In the last month of Adrian’s third year of clinical studies, a gas leak on an oil rig one hundred and twenty miles off the coast of Aberdeen caused an explosion late one night. The force of the explosion wrenched the platform in two, a torrent of flame rushed upwards into the northern skies. The men trapped on the rig escaped the flames by sliding down the support poles or jumping hundreds of feet into freezing seas overlaid with a slick of burning oil. One hundred and sixty men died. The survivors, who were few in number, struggled to return to their lives. They visited their doctors complaining of nightmares and flashbacks, of sleeplessness, panic attacks, of moods that swung from fear to fury. Several took to drink, one would not be touched by water, stopped washing and hid in his house behind locked doors, another saw his wife and children wearing the faces of his dead colleagues, a third soiled himself at the sight of the sea.

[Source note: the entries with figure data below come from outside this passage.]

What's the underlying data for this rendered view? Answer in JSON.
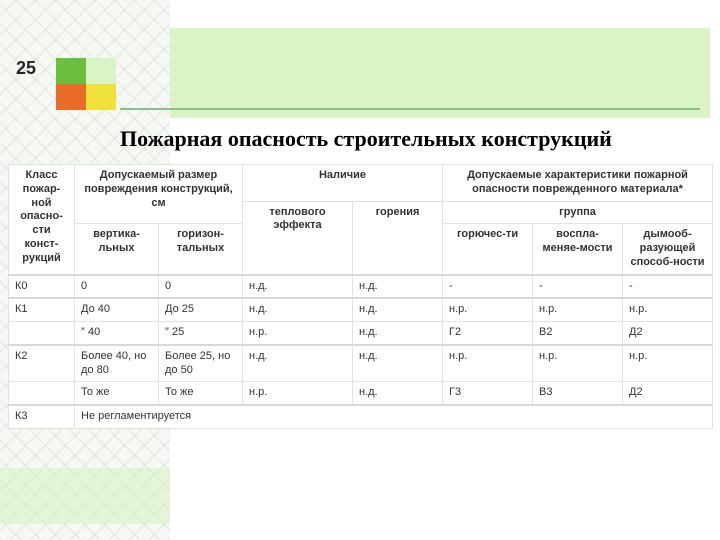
{
  "slide_number": "25",
  "heading": "Пожарная опасность строительных конструкций",
  "colors": {
    "banner": "#d9f4c5",
    "rule": "#8cbf8c",
    "logo": [
      "#6bbf3f",
      "#d9f4c5",
      "#e86b2a",
      "#f0e23c"
    ],
    "border": "#e2e2e2",
    "text": "#333333"
  },
  "header": {
    "col0": "Класс пожар-ной опасно-сти конст-рукций",
    "grp_size": "Допускаемый размер повреждения конструкций, см",
    "grp_presence": "Наличие",
    "grp_char": "Допускаемые характеристики пожарной опасности поврежденного материала*",
    "sub_vert": "вертика-льных",
    "sub_horiz": "горизон-тальных",
    "sub_therm": "теплового эффекта",
    "sub_burn": "горения",
    "sub_group": "группа",
    "sub_flam": "горючес-ти",
    "sub_ignit": "воспла-меняе-мости",
    "sub_smoke": "дымооб-разующей способ-ности"
  },
  "rows": [
    {
      "k": "К0",
      "v": "0",
      "h": "0",
      "t": "н.д.",
      "g": "н.д.",
      "a": "-",
      "b": "-",
      "c": "-"
    },
    {
      "k": "К1",
      "v": "До 40",
      "h": "До 25",
      "t": "н.д.",
      "g": "н.д.",
      "a": "н.р.",
      "b": "н.р.",
      "c": "н.р."
    },
    {
      "k": "",
      "v": "″ 40",
      "h": "″ 25",
      "t": "н.р.",
      "g": "н.д.",
      "a": "Г2",
      "b": "В2",
      "c": "Д2"
    },
    {
      "k": "К2",
      "v": "Более 40, но до 80",
      "h": "Более 25, но до 50",
      "t": "н.д.",
      "g": "н.д.",
      "a": "н.р.",
      "b": "н.р.",
      "c": "н.р."
    },
    {
      "k": "",
      "v": "То же",
      "h": "То же",
      "t": "н.р.",
      "g": "н.д.",
      "a": "Г3",
      "b": "В3",
      "c": "Д2"
    },
    {
      "k": "К3",
      "v": "",
      "h": "",
      "t": "",
      "g": "",
      "a": "",
      "b": "",
      "c": "",
      "merged": "Не регламентируется"
    }
  ]
}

Adrian wrote a paper arguing for a more proactive response from mental health professionals after major disasters and had it accepted for publication. At the time many among his colleagues still described traumatised patients as suffering from nervous shock. The paper won Adrian modest acclaim when it was cited by lawyers preparing a case for compensation against the rig’s owners. What previously had not existed as a classified mental disease eight years earlier suddenly drew the attention of others in his field. Adrian knew he should feel pleased. Instead he felt cold and anxious, as though he had foolishly revealed the whereabouts of something precious.

The years ticked by. Adrian built up a steady private practice alongside his position as a senior clinical psychologist at a London hospital. In his mother’s regard, he had outdone himself. Adrian, though, felt his career oscillate just short of its tipping point.